According to a research report prepared by the documented steel sector with the help of experts, large-scale mis-declaration of brand-new primary steel in the garb of scrap has put documented sector at a disadvantageous position and also causing huge revenue loss in billions. This practice is creating unfair competition and a wedge between the compliant and taxpaying documented steel sector producing world-class steel versus those who use deviant practices like evading taxes and produce/sell substandard steel hence creating infrastructural risk for the future generations.

Due to loopholes in laws in the import policy order as well as customs laws, the ongoing practice of mutilation of brand-new steel at the ports poses the biggest threat to the documented sector and is further disrupting competition and putting the documented sector at huge disadvantage.
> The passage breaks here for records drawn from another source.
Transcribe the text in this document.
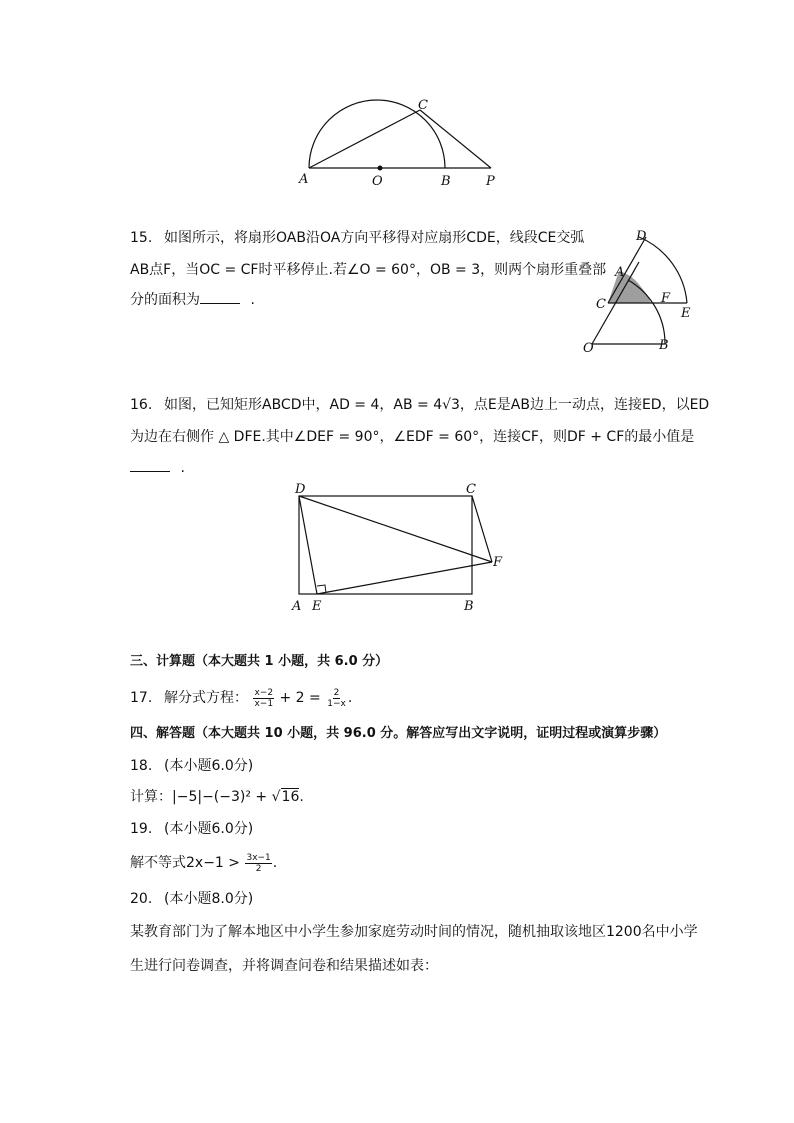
A	O	B	P
C
15. 如图所示，将扇形OAB沿OA方向平移得对应扇形CDE，线段CE交弧
AB点F，当OC = CF时平移停止.若∠O = 60°，OB = 3，则两个扇形重叠部
分的面积为	.
D
A
F
C
E
O	B
16. 如图，已知矩形ABCD中，AD = 4，AB = 4√3，点E是AB边上一动点，连接ED，以ED
为边在右侧作 △ DFE.其中∠DEF = 90°，∠EDF = 60°，连接CF，则DF + CF的最小值是
.
D	C
F
A E	B
三、计算题（本大题共 1 小题，共 6.0 分）
17. 解分式方程： $\frac{x-2}{x-1} + 2 = \frac{2}{1-x}$ .
四、解答题（本大题共 10 小题，共 96.0 分。解答应写出文字说明，证明过程或演算步骤）
18. (本小题6.0分)
计算：|−5|−(−3)² + √16.
19. (本小题6.0分)
解不等式$2x-1 > \frac{3x-1}{2}$ .
20. (本小题8.0分)
某教育部门为了解本地区中小学生参加家庭劳动时间的情况，随机抽取该地区1200名中小学
生进行问卷调查，并将调查问卷和结果描述如表：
If this situation persists, experts apprehended, this will discourage future investment in the steel sector.

On average 500,000 tons to one million ton brand new steel is being mis-reported as scrap annually, report claimed.

The estimated revenue loss to the exchequer may be over Rs 10-15 billion annually. These findings correlate with the recent attempt by the Customs intelligence department to block the import of new products that are being declared as scrap.
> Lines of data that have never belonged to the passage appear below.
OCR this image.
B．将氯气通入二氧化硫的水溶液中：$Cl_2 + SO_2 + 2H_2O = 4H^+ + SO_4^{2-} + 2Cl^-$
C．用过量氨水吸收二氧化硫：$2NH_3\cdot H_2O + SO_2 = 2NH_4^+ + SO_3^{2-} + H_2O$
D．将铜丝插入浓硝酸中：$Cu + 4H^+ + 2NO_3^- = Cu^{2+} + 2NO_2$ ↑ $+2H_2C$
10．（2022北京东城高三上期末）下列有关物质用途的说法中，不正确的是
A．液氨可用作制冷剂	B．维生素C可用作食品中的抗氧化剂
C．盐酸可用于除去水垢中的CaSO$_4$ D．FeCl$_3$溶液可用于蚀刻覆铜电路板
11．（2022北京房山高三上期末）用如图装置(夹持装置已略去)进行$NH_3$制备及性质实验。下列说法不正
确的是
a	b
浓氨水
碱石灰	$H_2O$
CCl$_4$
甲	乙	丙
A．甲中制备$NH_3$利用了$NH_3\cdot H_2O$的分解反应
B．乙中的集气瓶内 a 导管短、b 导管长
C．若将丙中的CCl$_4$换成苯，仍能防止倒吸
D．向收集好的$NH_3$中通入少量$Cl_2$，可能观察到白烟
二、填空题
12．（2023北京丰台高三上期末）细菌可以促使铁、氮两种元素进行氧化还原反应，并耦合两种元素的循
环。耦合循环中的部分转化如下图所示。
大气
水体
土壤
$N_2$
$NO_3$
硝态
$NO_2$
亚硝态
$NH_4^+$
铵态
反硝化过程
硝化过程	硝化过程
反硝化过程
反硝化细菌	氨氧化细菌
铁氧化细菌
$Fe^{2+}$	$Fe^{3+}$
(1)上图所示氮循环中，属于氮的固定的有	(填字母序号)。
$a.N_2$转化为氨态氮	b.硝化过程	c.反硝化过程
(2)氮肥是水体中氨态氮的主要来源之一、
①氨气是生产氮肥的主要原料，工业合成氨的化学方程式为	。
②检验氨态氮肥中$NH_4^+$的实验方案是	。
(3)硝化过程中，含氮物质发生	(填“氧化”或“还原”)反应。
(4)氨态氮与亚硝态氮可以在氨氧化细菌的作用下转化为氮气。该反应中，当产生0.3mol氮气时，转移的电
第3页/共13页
The current practice of mis-declaration is costing Pakistan a huge revenue loss, economic activity and job losses. Taking measures to curb this mis-declaration, the government must act to stop this abuse and protect the economy of Pakistan from getting the harmful impact of this activity.

An analysis of the recent trade data on the imports of scrap and other steel items revealed that there is an overreporting of steel scrap imports when compared with statistics disclosed by the scrap exporting countries to Pakistan. It was found that Pakistan declares additional 1 million metric ton (MT) of steel scrap, on average for the last seven years, which the exporting countries do not declare as scrap and instead declare those products as new products.
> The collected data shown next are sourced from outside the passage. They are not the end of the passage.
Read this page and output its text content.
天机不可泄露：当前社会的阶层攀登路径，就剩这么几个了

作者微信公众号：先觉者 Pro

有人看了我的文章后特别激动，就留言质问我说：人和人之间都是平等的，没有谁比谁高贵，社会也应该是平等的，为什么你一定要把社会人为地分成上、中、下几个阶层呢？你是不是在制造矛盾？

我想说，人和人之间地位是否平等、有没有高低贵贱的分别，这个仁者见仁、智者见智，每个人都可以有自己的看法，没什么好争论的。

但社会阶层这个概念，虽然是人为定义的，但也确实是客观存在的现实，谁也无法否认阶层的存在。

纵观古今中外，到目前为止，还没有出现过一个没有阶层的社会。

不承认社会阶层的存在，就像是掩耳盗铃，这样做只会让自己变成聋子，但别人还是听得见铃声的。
In the year 2019, Pakistan reported 4.02 million metric ton (MT) of steel scrap import, however, the exporting countries of steel scrap to Pakistan reported an export of 3.13 million MT of steel scrap export. Thereby showing a discrepancy of almost one million MT. Most of the discrepancy has been recorded in the data from UAE, Afghanistan and US, report said.

The report further revealed that almost half of the average is explained by difference in reported values of non-scrap and non-rollable flat products. Interestingly there was not much of a reporting difference in case of flat rolled products. In case of non-scrap and non rollable products, the average difference of Pakistan reported and exporting country reported figures show a difference of almost 500,000 MT.

The report stated that it is evident that these new products, which Pakistan under-reports in this category, are being classified as scrap, which as explained above is being over-reported by the authorities.

According to the data analysis by the documented sector, the estimation based on FY 2019-20 figures shows that Pakistan's declared imports of iron and steel (other than scrap and flat rolled products) were little less than 300,000 MT and valued at $167 million or Rs 26.5 billion. Keeping in view the effective duty rate, the revenue collected at the import stage was estimated at over Rs 3 to 3.5 billion including customs duty collection

of almost Rs 1 billion, additional customs duty (ACD) collection of almost 500 million and regulatory duty (RD) collection of a little less than Rs 2 billion. The estimated sales tax and withholding tax collected at the import stage could also be at around Rs 3 billion. In aggregate terms, the total tax collection at import stage on these products is estimated at Rs 6-7 billion. This means per MT duty collection is between Rs 20,000 to Rs25,000.

As per extrapolated estimation based on current figures and as per the mentioned amount of mis-declaration at almost 1 million MT, a simple back of the envelope and conservative extrapolation would give us a total revenue loss at around Rs 10-15 billion annually only on a few HS codes, report added.